Ethereum 2.0: Harga ETH Naik 100x Ketika ETH Bukan Lagi Sekadar Aset Kripto
Setelah membandingkan Amazon, Nvidia, dan JPMorgan, Tom Lee berpendapat bahwa Ethereum kini sedang memasuki fase ETH 2.0.
Menurutnya, jika pada fase sebelumnya Ethereum dikenal sebagai blockchain untuk ICO, NFT, dan stablecoin, maka fase berikutnya akan menjadikannya sebagai fondasi bagi sistem keuangan digital dan ekonomi berbasis AI.
Dalam pandangannya, perubahan ini akan memperluas pasar Ethereum secara signifikan, sama seperti yang terjadi pada ketiga perusahaan tersebut.
AI dan “Uncanny Valley of Wealth”
Lee juga memperkenalkan konsep “Uncanny Valley of Wealth”, yaitu kondisi ketika AI mampu menghasilkan pendapatan yang lebih besar daripada manusia.
Dalam skenario tersebut, menurutnya AI akan membutuhkan sistem pembayaran dan kepemilikan aset yang terbuka, transparan, dan tidak dikendalikan satu pihak. Ia meyakini blockchain, khususnya Ethereum dengan kemampuan smart contract-nya, dapat menjadi jembatan antara manusia dan AI dalam ekonomi digital di masa depan.

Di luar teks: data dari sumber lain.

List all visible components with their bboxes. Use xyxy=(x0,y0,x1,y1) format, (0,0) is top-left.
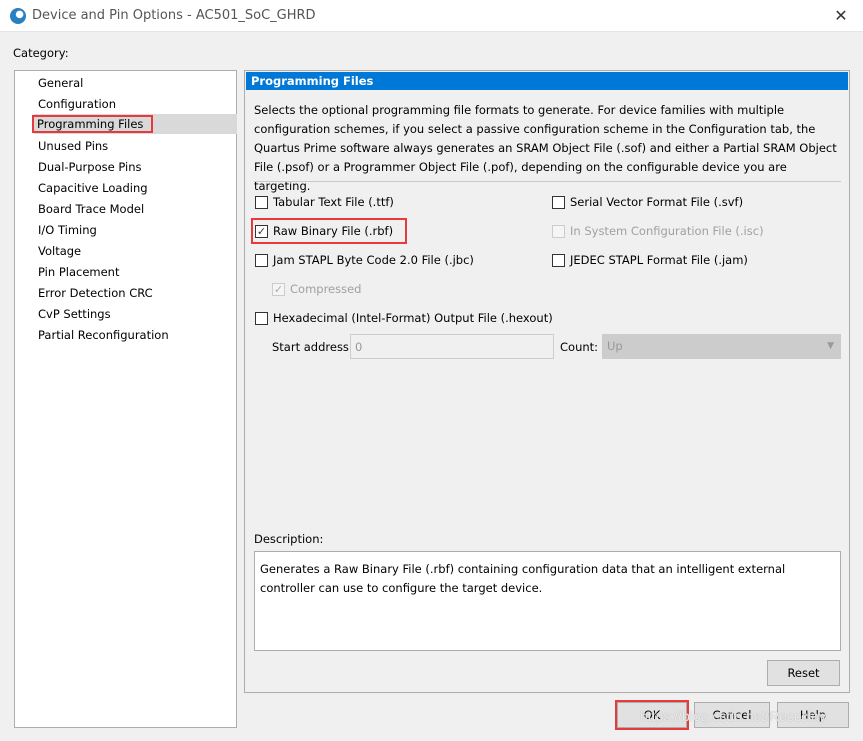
start-address-input[interactable] xyxy=(350,334,554,359)
category-label: General xyxy=(38,76,84,90)
checkbox-label: Raw Binary File (.rbf) xyxy=(273,224,394,238)
checkbox-label: Serial Vector Format File (.svf) xyxy=(570,195,744,209)
jbc-checkbox[interactable]: Jam STAPL Byte Code 2.0 File (.jbc) xyxy=(255,251,474,269)
jam-checkbox[interactable]: JEDEC STAPL Format File (.jam) xyxy=(552,251,748,269)
ok-button[interactable]: OK xyxy=(615,700,689,730)
ttf-checkbox[interactable]: Tabular Text File (.ttf) xyxy=(255,193,394,211)
checkbox-icon xyxy=(552,195,565,209)
title-bar: Device and Pin Options - AC501_SoC_GHRD … xyxy=(0,0,863,32)
category-label: Voltage xyxy=(38,244,82,258)
checkbox-icon xyxy=(255,195,268,209)
count-dropdown[interactable]: Up ▼ xyxy=(602,334,841,359)
category-item-voltage[interactable]: Voltage xyxy=(34,241,237,261)
checkbox-label: JEDEC STAPL Format File (.jam) xyxy=(570,253,748,267)
panel-title: Programming Files xyxy=(246,72,848,90)
category-item-capacitive-loading[interactable]: Capacitive Loading xyxy=(34,178,237,198)
category-label: Category: xyxy=(13,46,69,60)
divider xyxy=(254,181,841,182)
count-value: Up xyxy=(607,339,623,353)
checkbox-label: Tabular Text File (.ttf) xyxy=(273,195,394,209)
category-item-configuration[interactable]: Configuration xyxy=(34,94,237,114)
category-label: I/O Timing xyxy=(38,223,97,237)
category-item-programming-files[interactable]: Programming Files xyxy=(31,114,237,134)
category-item-cvp-settings[interactable]: CvP Settings xyxy=(34,304,237,324)
category-label: Partial Reconfiguration xyxy=(38,328,169,342)
category-item-unused-pins[interactable]: Unused Pins xyxy=(34,136,237,156)
category-item-error-detection-crc[interactable]: Error Detection CRC xyxy=(34,283,237,303)
reset-button[interactable]: Reset xyxy=(767,660,840,686)
checkbox-icon xyxy=(255,311,268,325)
checkbox-icon xyxy=(255,253,268,267)
checkmark-icon: ✓ xyxy=(255,224,268,238)
chevron-down-icon: ▼ xyxy=(827,341,834,351)
checkbox-icon xyxy=(552,224,565,238)
start-address-label: Start address: xyxy=(272,340,353,354)
app-icon xyxy=(10,8,26,24)
description-label: Description: xyxy=(254,532,324,546)
checkbox-label: In System Configuration File (.isc) xyxy=(570,224,764,238)
checkbox-label: Compressed xyxy=(290,282,362,296)
category-label: Error Detection CRC xyxy=(38,286,153,300)
category-label: Dual-Purpose Pins xyxy=(38,160,142,174)
compressed-checkbox[interactable]: ✓ Compressed xyxy=(272,280,361,298)
category-label: Configuration xyxy=(38,97,116,111)
checkmark-icon: ✓ xyxy=(272,282,285,296)
category-label: Unused Pins xyxy=(38,139,109,153)
window-title: Device and Pin Options - AC501_SoC_GHRD xyxy=(32,8,316,23)
checkbox-label: Hexadecimal (Intel-Format) Output File (… xyxy=(273,311,553,325)
category-item-dual-purpose-pins[interactable]: Dual-Purpose Pins xyxy=(34,157,237,177)
close-icon[interactable]: ✕ xyxy=(826,4,856,28)
category-label: Capacitive Loading xyxy=(38,181,148,195)
help-button[interactable]: Help xyxy=(777,702,849,728)
category-label: CvP Settings xyxy=(38,307,111,321)
cancel-button[interactable]: Cancel xyxy=(694,702,770,728)
svf-checkbox[interactable]: Serial Vector Format File (.svf) xyxy=(552,193,743,211)
category-item-io-timing[interactable]: I/O Timing xyxy=(34,220,237,240)
checkbox-label: Jam STAPL Byte Code 2.0 File (.jbc) xyxy=(273,253,474,267)
category-item-general[interactable]: General xyxy=(34,73,237,93)
isc-checkbox[interactable]: In System Configuration File (.isc) xyxy=(552,222,764,240)
count-label: Count: xyxy=(560,340,599,354)
description-box: Generates a Raw Binary File (.rbf) conta… xyxy=(254,551,841,651)
category-list[interactable]: General Configuration Programming Files … xyxy=(14,70,237,728)
category-item-partial-reconfiguration[interactable]: Partial Reconfiguration xyxy=(34,325,237,345)
category-label: Pin Placement xyxy=(38,265,120,279)
checkbox-icon xyxy=(552,253,565,267)
category-item-pin-placement[interactable]: Pin Placement xyxy=(34,262,237,282)
category-item-board-trace-model[interactable]: Board Trace Model xyxy=(34,199,237,219)
rbf-checkbox[interactable]: ✓ Raw Binary File (.rbf) xyxy=(250,218,408,244)
category-label: Programming Files xyxy=(31,115,154,133)
category-label: Board Trace Model xyxy=(38,202,145,216)
programming-files-panel: Programming Files Selects the optional p… xyxy=(244,70,850,693)
hexout-checkbox[interactable]: Hexadecimal (Intel-Format) Output File (… xyxy=(255,309,553,327)
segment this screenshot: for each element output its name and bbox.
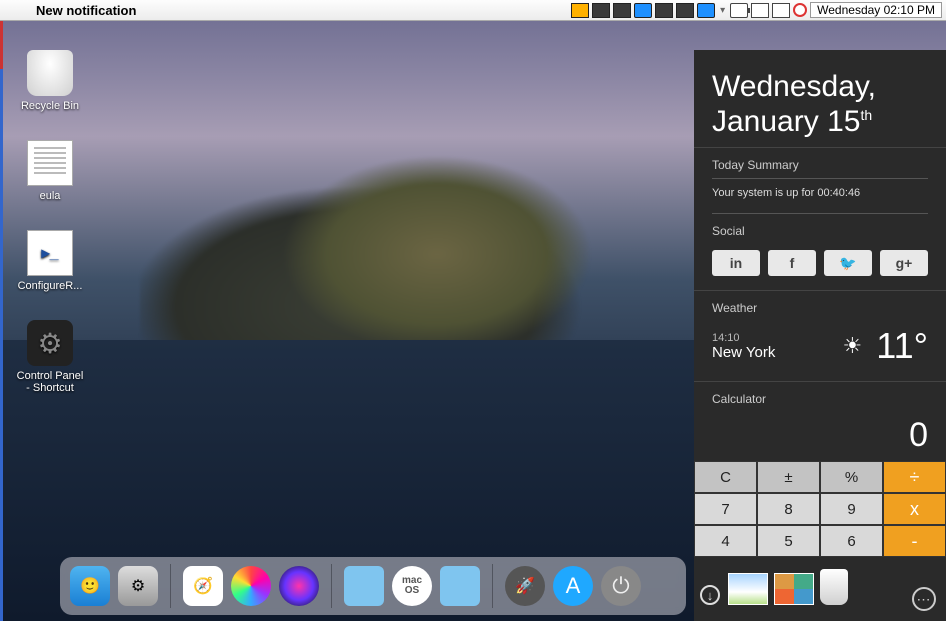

Ethereum Dinilai Berpotensi Menjadi Settlement Layer
Selain itu, Lee menilai Ethereum semakin memperkuat posisinya sebagai settlement layer untuk layanan keuangan global.
Munculnya berbagai inisiatif seperti ETH Labs, Ethereum Institutional, dan ETH Systems, ditambah semakin banyaknya institusi yang membangun layanan di atas Ethereum, dinilai menjadi sinyal bahwa jaringan ini akan memainkan peran yang lebih besar dalam infrastruktur keuangan dunia.
Menurutnya, ketika ETH digunakan sebagai aset untuk membayar biaya transaksi sekaligus menjadi modal kerja (working capital), maka perannya akan semakin menyerupai uang (money), bukan sekadar aset kripto.
Ethereum dari $1.800 Bisa Naik 100x ke $250.000?
Atas dasar itulah Tom Lee mengutip pandangan Joe Lubin, salah satu pendiri Ethereum, yang memperkirakan ETH berpotensi naik hingga 100 kali lipat apabila visi tersebut benar-benar terwujud. Dengan asumsi harga ETH berada di kisaran $1.800, kenaikan 100x akan membawa nilainya mendekati $250.000 per ETH.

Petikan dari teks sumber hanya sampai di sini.